The stable was empty, but he read the obvious signs in the fresh hay and water. Theo. Of course. He'd have taken the Chatham & Dover line from Oxford and then the ferry to Sheerness—but Maude kept his mount in readiness still. Or someone did. Coultrip, probably.
He set off in the grey light along the rough track to the shore, less than a mile north over the undulating sheep pasture. The rain was done, but tufted clouds hung low and dark over the sea, flattening the landscape. The island was a horizontal world—strange and liberating after the vertical confines of London. The sharp air smelled of salt, of wet and matted wool, of the sourness of the marshes behind him. Fitzgerald was a hunted man, with the most powerful monarch in the world against him; but he was walking down to the sea in the early light and might have been returned for an instant to Ireland. Some part of his black mood lifted.
As he crested the line of dunes that bordered the shingle, a dull, rhythmic thudding came to his ears—the sound of pursuit. He wheeled, heart thudding and eyes straining up the coast toward Sheerness, in search of the men who had inexplicably tracked him and Georgie down. And there was the horse: a chestnut he did not recognise, although he had probably paid for it. On its back, slung low over the galloping animal's neck, was Theo.
The boy was not looking for watchers in the dunes, but at the endless stretch of empty shingle, the oblique line of advancing waves, the light of morning as he raced toward the east. Fitzgerald almost let him pass. He almost turned like a coward and shuffled back along his trail, to the despairing Hall and the tea that would be waiting there. But he had so little to lose. He ran pell-mell down the dunes, on an intersecting course with the chestnut, calling out his son's name.

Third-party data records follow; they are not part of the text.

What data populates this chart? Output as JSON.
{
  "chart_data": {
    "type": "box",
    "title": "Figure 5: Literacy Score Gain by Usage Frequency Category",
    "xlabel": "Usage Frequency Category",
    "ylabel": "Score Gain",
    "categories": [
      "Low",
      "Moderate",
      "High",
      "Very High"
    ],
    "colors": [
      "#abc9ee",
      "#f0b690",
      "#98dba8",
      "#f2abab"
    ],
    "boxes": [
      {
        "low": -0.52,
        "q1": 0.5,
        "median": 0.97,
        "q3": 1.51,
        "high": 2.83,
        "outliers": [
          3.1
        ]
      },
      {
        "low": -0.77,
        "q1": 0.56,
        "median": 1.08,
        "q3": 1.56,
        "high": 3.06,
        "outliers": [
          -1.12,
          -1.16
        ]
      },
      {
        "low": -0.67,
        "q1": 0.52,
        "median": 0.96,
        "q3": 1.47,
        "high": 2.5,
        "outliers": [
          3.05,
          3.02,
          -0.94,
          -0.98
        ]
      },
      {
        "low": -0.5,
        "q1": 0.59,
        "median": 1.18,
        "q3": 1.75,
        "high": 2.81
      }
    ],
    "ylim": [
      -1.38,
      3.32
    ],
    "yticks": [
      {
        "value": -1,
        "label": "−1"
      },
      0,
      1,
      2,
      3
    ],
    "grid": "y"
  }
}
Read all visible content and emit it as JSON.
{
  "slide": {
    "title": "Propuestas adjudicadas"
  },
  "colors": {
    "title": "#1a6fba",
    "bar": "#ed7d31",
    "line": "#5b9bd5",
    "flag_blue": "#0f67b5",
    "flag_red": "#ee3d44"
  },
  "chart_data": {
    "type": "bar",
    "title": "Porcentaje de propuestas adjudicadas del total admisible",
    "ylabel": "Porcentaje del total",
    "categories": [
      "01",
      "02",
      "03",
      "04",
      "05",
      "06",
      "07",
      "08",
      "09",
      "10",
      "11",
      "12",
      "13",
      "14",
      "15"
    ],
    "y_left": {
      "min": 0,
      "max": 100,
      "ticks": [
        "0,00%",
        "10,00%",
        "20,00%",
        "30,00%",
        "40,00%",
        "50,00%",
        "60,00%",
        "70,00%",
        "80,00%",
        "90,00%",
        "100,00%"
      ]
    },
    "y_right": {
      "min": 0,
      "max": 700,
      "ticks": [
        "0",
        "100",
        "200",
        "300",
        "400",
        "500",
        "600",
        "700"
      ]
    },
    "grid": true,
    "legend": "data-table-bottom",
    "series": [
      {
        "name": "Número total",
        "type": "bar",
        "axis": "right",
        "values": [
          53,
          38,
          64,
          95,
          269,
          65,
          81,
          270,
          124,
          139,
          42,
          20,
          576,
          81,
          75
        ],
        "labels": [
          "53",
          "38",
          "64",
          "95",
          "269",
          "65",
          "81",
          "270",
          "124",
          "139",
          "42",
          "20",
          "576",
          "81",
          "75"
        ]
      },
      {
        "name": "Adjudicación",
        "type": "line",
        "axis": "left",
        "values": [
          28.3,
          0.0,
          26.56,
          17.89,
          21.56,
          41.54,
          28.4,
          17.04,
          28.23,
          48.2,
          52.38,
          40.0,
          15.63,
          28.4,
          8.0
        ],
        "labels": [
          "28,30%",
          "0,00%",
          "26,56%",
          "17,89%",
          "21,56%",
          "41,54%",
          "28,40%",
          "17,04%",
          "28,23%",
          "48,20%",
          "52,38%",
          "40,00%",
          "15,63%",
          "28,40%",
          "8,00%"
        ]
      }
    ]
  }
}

“What are you doing here?”
The boy was scowling, his dark brows so like Maude's, all his fierce joy vanished in an instant.

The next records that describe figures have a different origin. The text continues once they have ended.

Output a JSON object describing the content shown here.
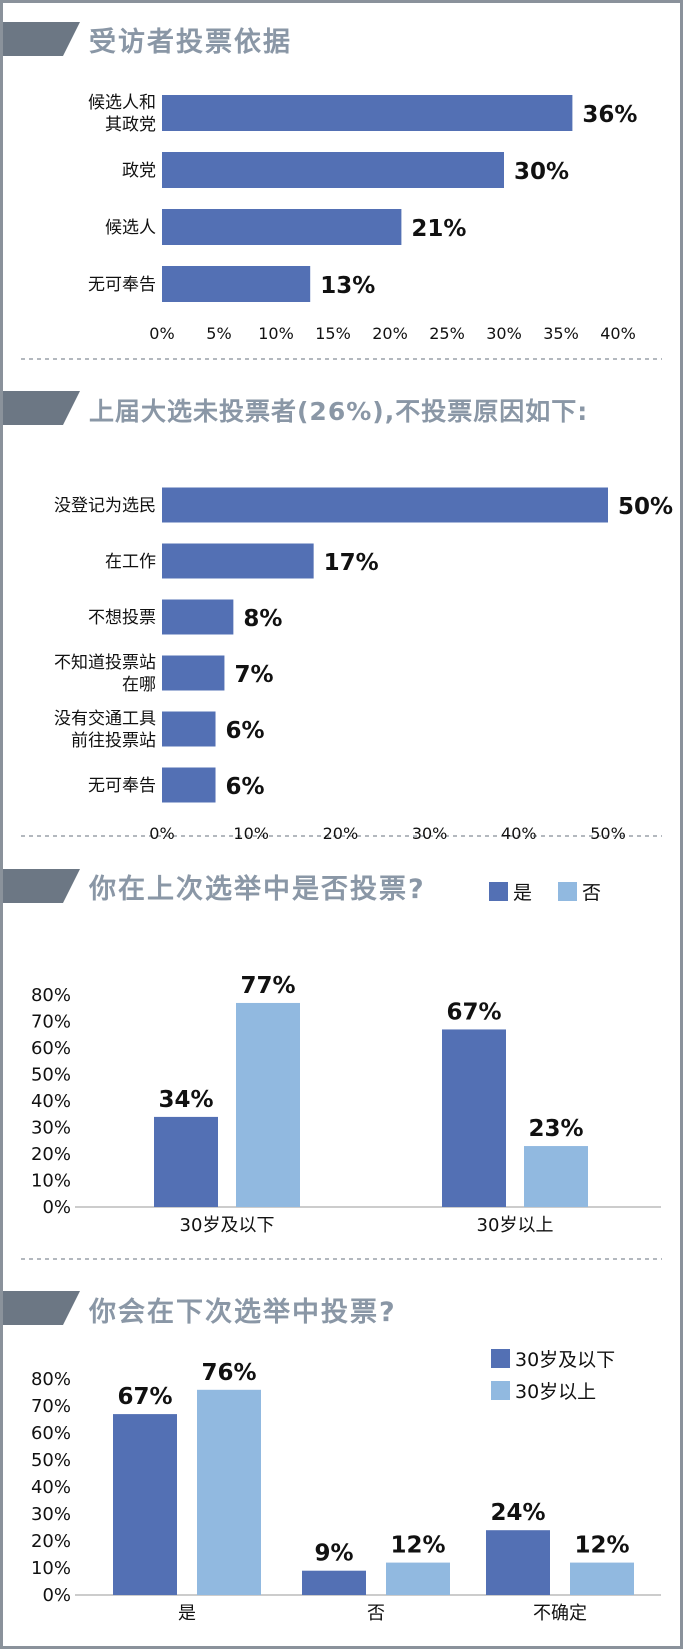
{
  "colors": {
    "primary": "#5370b4",
    "secondary": "#91b9e0",
    "banner": "#6c7784",
    "title_text": "#8a97a6",
    "frame": "#8a929b"
  },
  "chart_data": [
    {
      "type": "bar",
      "orientation": "horizontal",
      "title": "受访者投票依据",
      "categories": [
        "候选人和\n其政党",
        "政党",
        "候选人",
        "无可奉告"
      ],
      "values": [
        36,
        30,
        21,
        13
      ],
      "value_labels": [
        "36%",
        "30%",
        "21%",
        "13%"
      ],
      "xlim": [
        0,
        40
      ],
      "ticks": [
        "0%",
        "5%",
        "10%",
        "15%",
        "20%",
        "25%",
        "30%",
        "35%",
        "40%"
      ]
    },
    {
      "type": "bar",
      "orientation": "horizontal",
      "title": "上届大选未投票者(26%),不投票原因如下:",
      "categories": [
        "没登记为选民",
        "在工作",
        "不想投票",
        "不知道投票站\n在哪",
        "没有交通工具\n前往投票站",
        "无可奉告"
      ],
      "values": [
        50,
        17,
        8,
        7,
        6,
        6
      ],
      "value_labels": [
        "50%",
        "17%",
        "8%",
        "7%",
        "6%",
        "6%"
      ],
      "xlim": [
        0,
        50
      ],
      "ticks": [
        "0%",
        "10%",
        "20%",
        "30%",
        "40%",
        "50%"
      ]
    },
    {
      "type": "bar",
      "orientation": "vertical",
      "title": "你在上次选举中是否投票?",
      "categories": [
        "30岁及以下",
        "30岁以上"
      ],
      "series": [
        {
          "name": "是",
          "values": [
            34,
            67
          ],
          "value_labels": [
            "34%",
            "67%"
          ]
        },
        {
          "name": "否",
          "values": [
            77,
            23
          ],
          "value_labels": [
            "77%",
            "23%"
          ]
        }
      ],
      "ylim": [
        0,
        80
      ],
      "ticks": [
        "0%",
        "10%",
        "20%",
        "30%",
        "40%",
        "50%",
        "60%",
        "70%",
        "80%"
      ],
      "legend": "top-right"
    },
    {
      "type": "bar",
      "orientation": "vertical",
      "title": "你会在下次选举中投票?",
      "categories": [
        "是",
        "否",
        "不确定"
      ],
      "series": [
        {
          "name": "30岁及以下",
          "values": [
            67,
            9,
            24
          ],
          "value_labels": [
            "67%",
            "9%",
            "24%"
          ]
        },
        {
          "name": "30岁以上",
          "values": [
            76,
            12,
            12
          ],
          "value_labels": [
            "76%",
            "12%",
            "12%"
          ]
        }
      ],
      "ylim": [
        0,
        80
      ],
      "ticks": [
        "0%",
        "10%",
        "20%",
        "30%",
        "40%",
        "50%",
        "60%",
        "70%",
        "80%"
      ],
      "legend": "top-right"
    }
  ]
}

It was the greeting Fitzgerald expected.
“I was passing by. So I gave a look in.”
“Passing by Shurland?” Theo snorted, sounding rather like his horse. “Nobody does. You weren't expected.”
“I never am,” he said mildly. “How are you, lad? How's Balliol?”
“How long do you intend to stay?” The chestnut tossed its head, backing and prancing, and for an instant Fitzgerald saw the horse as Theo—fighting for control.
“Not long. Put that beast in his stable and walk with me. Please.”
Theo eyed him, unsoftened. “Clive's too fresh—he needs a good run. I doubt anybody's loosed him since Michaelmas. I'll come to you later, in the library—after breakfast.”
“Sure, and I'll be there,” Fitzgerald said. But Theo was already gone.
When he did reappear, at half-past ten, he was in a towering rage: the library door thrust violently open, and slammed to with equal force.
“I've just made that woman's acquaintance. What do you mean by bringing her here?” he demanded, as Fitzgerald rose from his chair by the fire.
“If you mean Miss Armistead—”
“I don't care what her name is! The insult, to Mama! Parading your mistress at Shurland with brazen disregard for everyone in the household—” Theo wheeled. “Do you know what they're saying in the servants' hall? Did you never stop to think how we might feel ? No! You simply suited yourself, with your usual appalling—”
“Theo.” Fitzgerald set down the roll of charts he'd been scanning. “Lower your voice, for the love of Mary. Miss Armistead is not my mistress. She's in the way of being my ward.”
“Your—”
“Ward. Placed in my care on her guardian's deathbed.”